U.K. advertising spend in Q1 2018 was up 5.9 percent year-on-year to reach £5.7 billion ($7.5 billion), marking the 19th consecutive quarter of market growth, according to the Advertising Association/WARC Expenditure Report.

The first quarter of 2018 was the strongest Q1 in three years. Adspend growth forecasts for this year and next have been upgraded to 4.8 percent and 4.5 percent, respectively. If this proves to be accurate, it would conclude a decade of continuous growth and result in the investment of more than £24 billion ($31.5 billion) in 2019.

TV saw a 5 percent gain from the year-ago period.

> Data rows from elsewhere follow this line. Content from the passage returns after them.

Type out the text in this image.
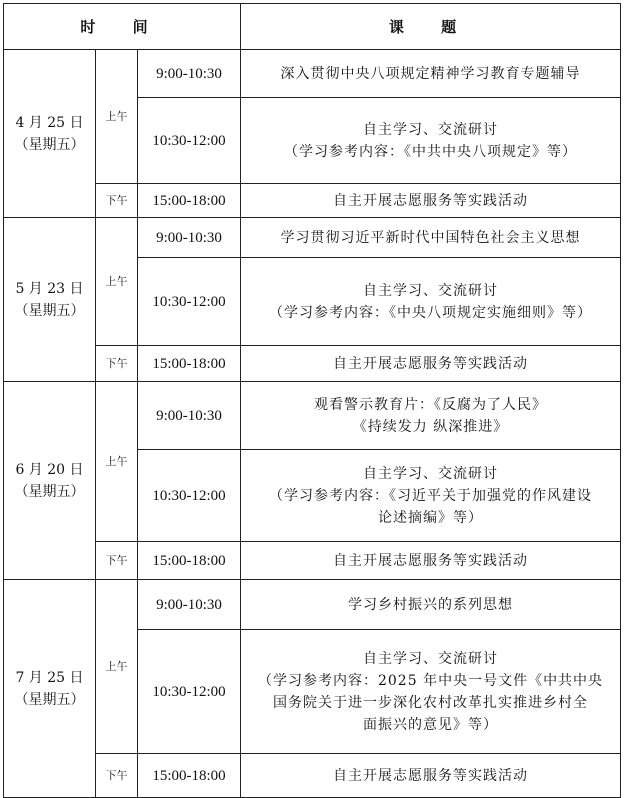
时 间			课 题
4 月 25 日
（星期五）	上午	9:00-10:30	深入贯彻中央八项规定精神学习教育专题辅导

		10:30-12:00	自主学习、交流研讨
（学习参考内容：《中共中央八项规定》等）

	下午	15:00-18:00	自主开展志愿服务等实践活动

5 月 23 日
（星期五）	上午	9:00-10:30	学习贯彻习近平新时代中国特色社会主义思想

		10:30-12:00	自主学习、交流研讨
（学习参考内容：《中央八项规定实施细则》等）

	下午	15:00-18:00	自主开展志愿服务等实践活动

6 月 20 日
（星期五）	上午	9:00-10:30	观看警示教育片：《反腐为了人民》
《持续发力 纵深推进》

		10:30-12:00	自主学习、交流研讨
（学习参考内容：《习近平关于加强党的作风建设
论述摘编》等）

	下午	15:00-18:00	自主开展志愿服务等实践活动

7 月 25 日
（星期五）	上午	9:00-10:30	学习乡村振兴的系列思想

		10:30-12:00	自主学习、交流研讨
（学习参考内容：2025 年中央一号文件《中共中央
国务院关于进一步深化农村改革扎实推进乡村全
面振兴的意见》等）

	下午	15:00-18:00	自主开展志愿服务等实践活动
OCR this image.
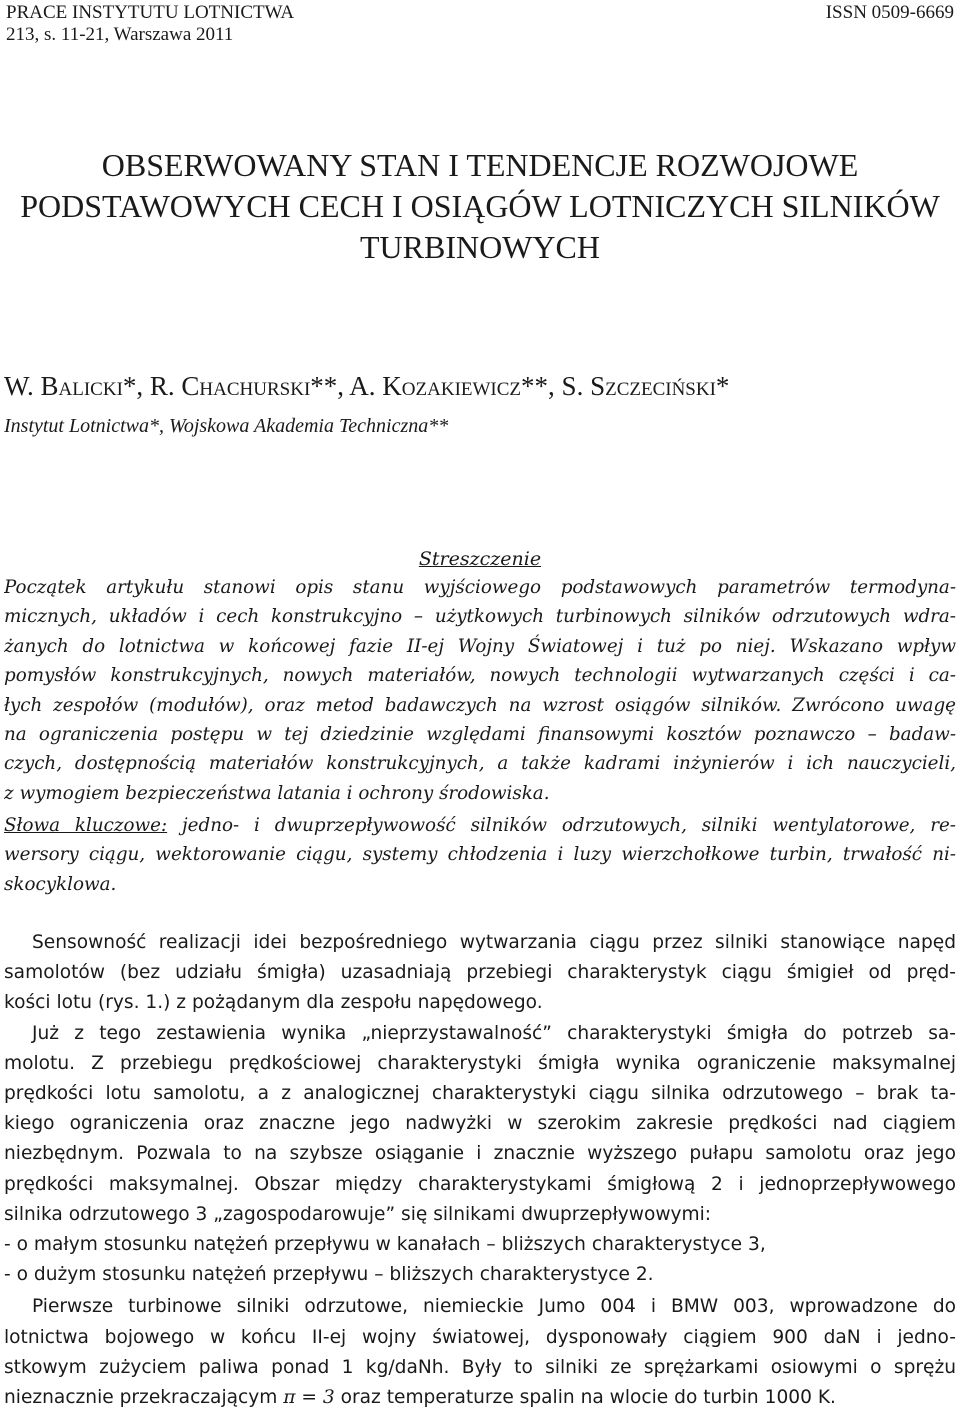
PRACE INSTYTUTU LOTNICTWA
213, s. 11-21, Warszawa 2011
ISSN 0509-6669
OBSERWOWANY STAN I TENDENCJE ROZWOJOWE
PODSTAWOWYCH CECH I OSIĄGÓW LOTNICZYCH SILNIKÓW
TURBINOWYCH
W. Balicki*, R. Chachurski**, A. Kozakiewicz**, S. Szczeciński*
Instytut Lotnictwa*, Wojskowa Akademia Techniczna**
Streszczenie
Początek artykułu stanowi opis stanu wyjściowego podstawowych parametrów termodyna-
micznych, układów i cech konstrukcyjno – użytkowych turbinowych silników odrzutowych wdra-
żanych do lotnictwa w końcowej fazie II-ej Wojny Światowej i tuż po niej. Wskazano wpływ
pomysłów konstrukcyjnych, nowych materiałów, nowych technologii wytwarzanych części i ca-
łych zespołów (modułów), oraz metod badawczych na wzrost osiągów silników. Zwrócono uwagę
na ograniczenia postępu w tej dziedzinie względami finansowymi kosztów poznawczo – badaw-
czych, dostępnością materiałów konstrukcyjnych, a także kadrami inżynierów i ich nauczycieli,
z wymogiem bezpieczeństwa latania i ochrony środowiska.
Słowa kluczowe: jedno- i dwuprzepływowość silników odrzutowych, silniki wentylatorowe, re-
wersory ciągu, wektorowanie ciągu, systemy chłodzenia i luzy wierzchołkowe turbin, trwałość ni-
skocyklowa.
Sensowność realizacji idei bezpośredniego wytwarzania ciągu przez silniki stanowiące napęd
samolotów (bez udziału śmigła) uzasadniają przebiegi charakterystyk ciągu śmigieł od pręd-
kości lotu (rys. 1.) z pożądanym dla zespołu napędowego.
Już z tego zestawienia wynika „nieprzystawalność” charakterystyki śmigła do potrzeb sa-
molotu. Z przebiegu prędkościowej charakterystyki śmigła wynika ograniczenie maksymalnej
prędkości lotu samolotu, a z analogicznej charakterystyki ciągu silnika odrzutowego – brak ta-
kiego ograniczenia oraz znaczne jego nadwyżki w szerokim zakresie prędkości nad ciągiem
niezbędnym. Pozwala to na szybsze osiąganie i znacznie wyższego pułapu samolotu oraz jego
prędkości maksymalnej. Obszar między charakterystykami śmigłową 2 i jednoprzepływowego
silnika odrzutowego 3 „zagospodarowuje” się silnikami dwuprzepływowymi:
- o małym stosunku natężeń przepływu w kanałach – bliższych charakterystyce 3,
- o dużym stosunku natężeń przepływu – bliższych charakterystyce 2.
Pierwsze turbinowe silniki odrzutowe, niemieckie Jumo 004 i BMW 003, wprowadzone do
lotnictwa bojowego w końcu II-ej wojny światowej, dysponowały ciągiem 900 daN i jedno-
stkowym zużyciem paliwa ponad 1 kg/daNh. Były to silniki ze sprężarkami osiowymi o sprężu
nieznacznie przekraczającym π = 3 oraz temperaturze spalin na wlocie do turbin 1000 K.
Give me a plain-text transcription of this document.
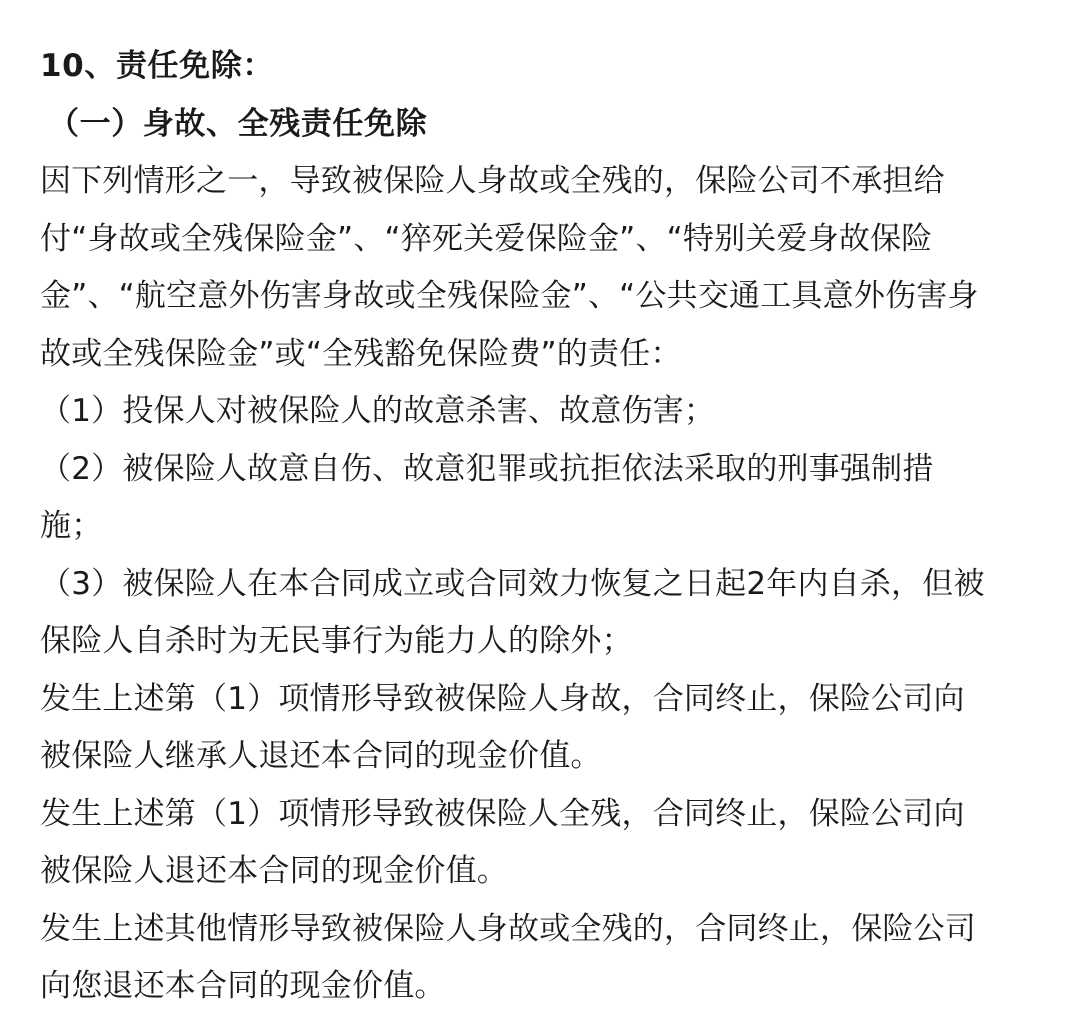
10、责任免除：
（一）身故、全残责任免除
因下列情形之一，导致被保险人身故或全残的，保险公司不承担给
付“身故或全残保险金”、“猝死关爱保险金”、“特别关爱身故保险
金”、“航空意外伤害身故或全残保险金”、“公共交通工具意外伤害身
故或全残保险金”或“全残豁免保险费”的责任：
（1）投保人对被保险人的故意杀害、故意伤害；
（2）被保险人故意自伤、故意犯罪或抗拒依法采取的刑事强制措
施；
（3）被保险人在本合同成立或合同效力恢复之日起2年内自杀，但被
保险人自杀时为无民事行为能力人的除外；
发生上述第（1）项情形导致被保险人身故，合同终止，保险公司向
被保险人继承人退还本合同的现金价值。
发生上述第（1）项情形导致被保险人全残，合同终止，保险公司向
被保险人退还本合同的现金价值。
发生上述其他情形导致被保险人身故或全残的，合同终止，保险公司
向您退还本合同的现金价值。
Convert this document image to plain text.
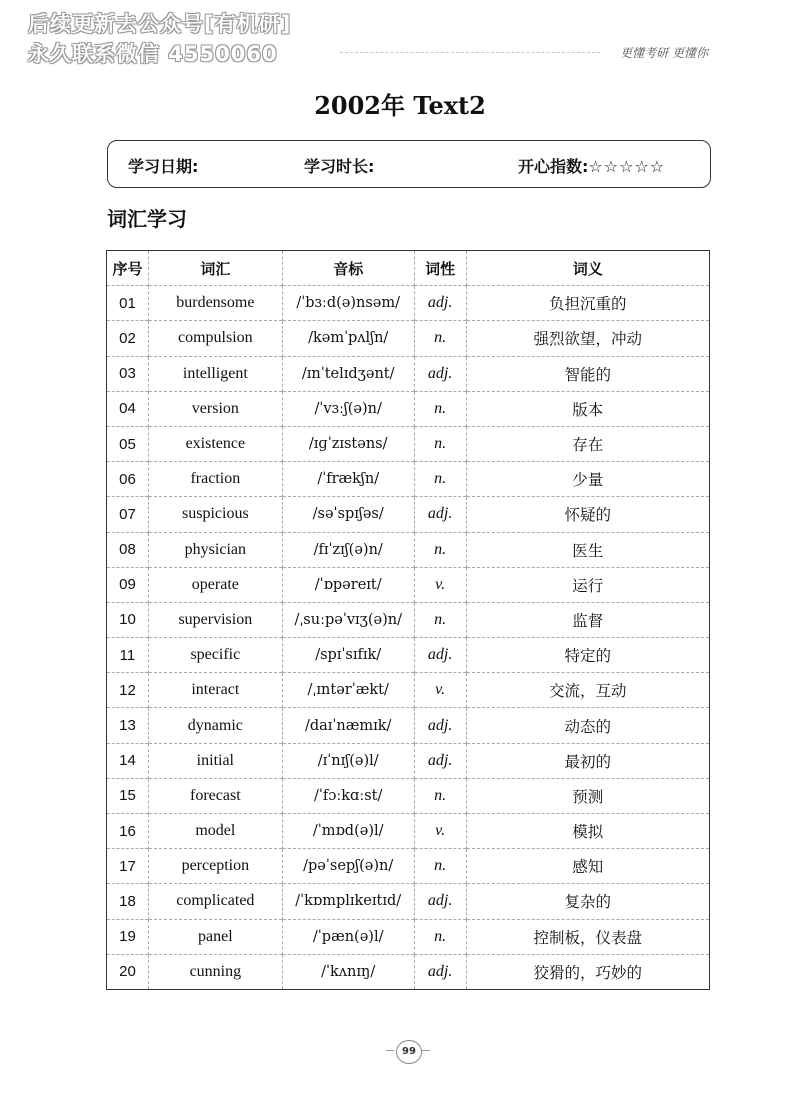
后续更新去公众号[有机研]
永久联系微信 4550060	更懂考研 更懂你
2002年 Text2
学习日期:	学习时长:	开心指数:☆☆☆☆☆
词汇学习
序号	词汇	音标	词性	词义
01	burdensome	/ˈbɜːd(ə)nsəm/	adj.	负担沉重的
02	compulsion	/kəmˈpʌlʃn/	n.	强烈欲望，冲动
03	intelligent	/ɪnˈtelɪdʒənt/	adj.	智能的
04	version	/ˈvɜːʃ(ə)n/	n.	版本
05	existence	/ɪɡˈzɪstəns/	n.	存在
06	fraction	/ˈfrækʃn/	n.	少量
07	suspicious	/səˈspɪʃəs/	adj.	怀疑的
08	physician	/fɪˈzɪʃ(ə)n/	n.	医生
09	operate	/ˈɒpəreɪt/	v.	运行
10	supervision	/ˌsuːpəˈvɪʒ(ə)n/	n.	监督
11	specific	/spɪˈsɪfɪk/	adj.	特定的
12	interact	/ˌɪntərˈækt/	v.	交流，互动
13	dynamic	/daɪˈnæmɪk/	adj.	动态的
14	initial	/ɪˈnɪʃ(ə)l/	adj.	最初的
15	forecast	/ˈfɔːkɑːst/	n.	预测
16	model	/ˈmɒd(ə)l/	v.	模拟
17	perception	/pəˈsepʃ(ə)n/	n.	感知
18	complicated	/ˈkɒmplɪkeɪtɪd/	adj.	复杂的
19	panel	/ˈpæn(ə)l/	n.	控制板，仪表盘
20	cunning	/ˈkʌnɪŋ/	adj.	狡猾的，巧妙的
99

Looking ahead, predictions are for 2.5 percent growth for the year ahead and 3.3 percent for 2019.

Stephen Woodford, chief executive at the Advertising Association, said: “Our latest advertising expenditure figures reflect the resilience of the wider U.K. economy, where consumer confidence is improved and the jobs market remains very strong. U.K. advertising continues to show steady growth with more businesses investing more spend in advertising. This investment boosts company profits and overall GDP, creates more jobs and helps our media sector to continue to invest in the creative content and technology that the public values.

“If the government can secure a good outcome from the Brexit negotiations and introduce a business-friendly immigration policy, we should continue to see sustained UK market growth and continued export success for advertising.”

James McDonald, data editor at WARC, commented: “The U.K.’s advertising market has now grown ahead of expectations in each of the last four quarters, and our projection for 2018 growth has been upgraded by a two percentage points since the start of the year on the back of sterling results across the media landscape.

“Online ad formats—particularly search and social media—continue to overperform, but traditional media are also proving their worth to advertisers. Notable among these are radio, TV, out of home and national newsbrands, with the latter carrying on from a good final quarter in 2017 to reverse a seven-year downturn in display revenue.”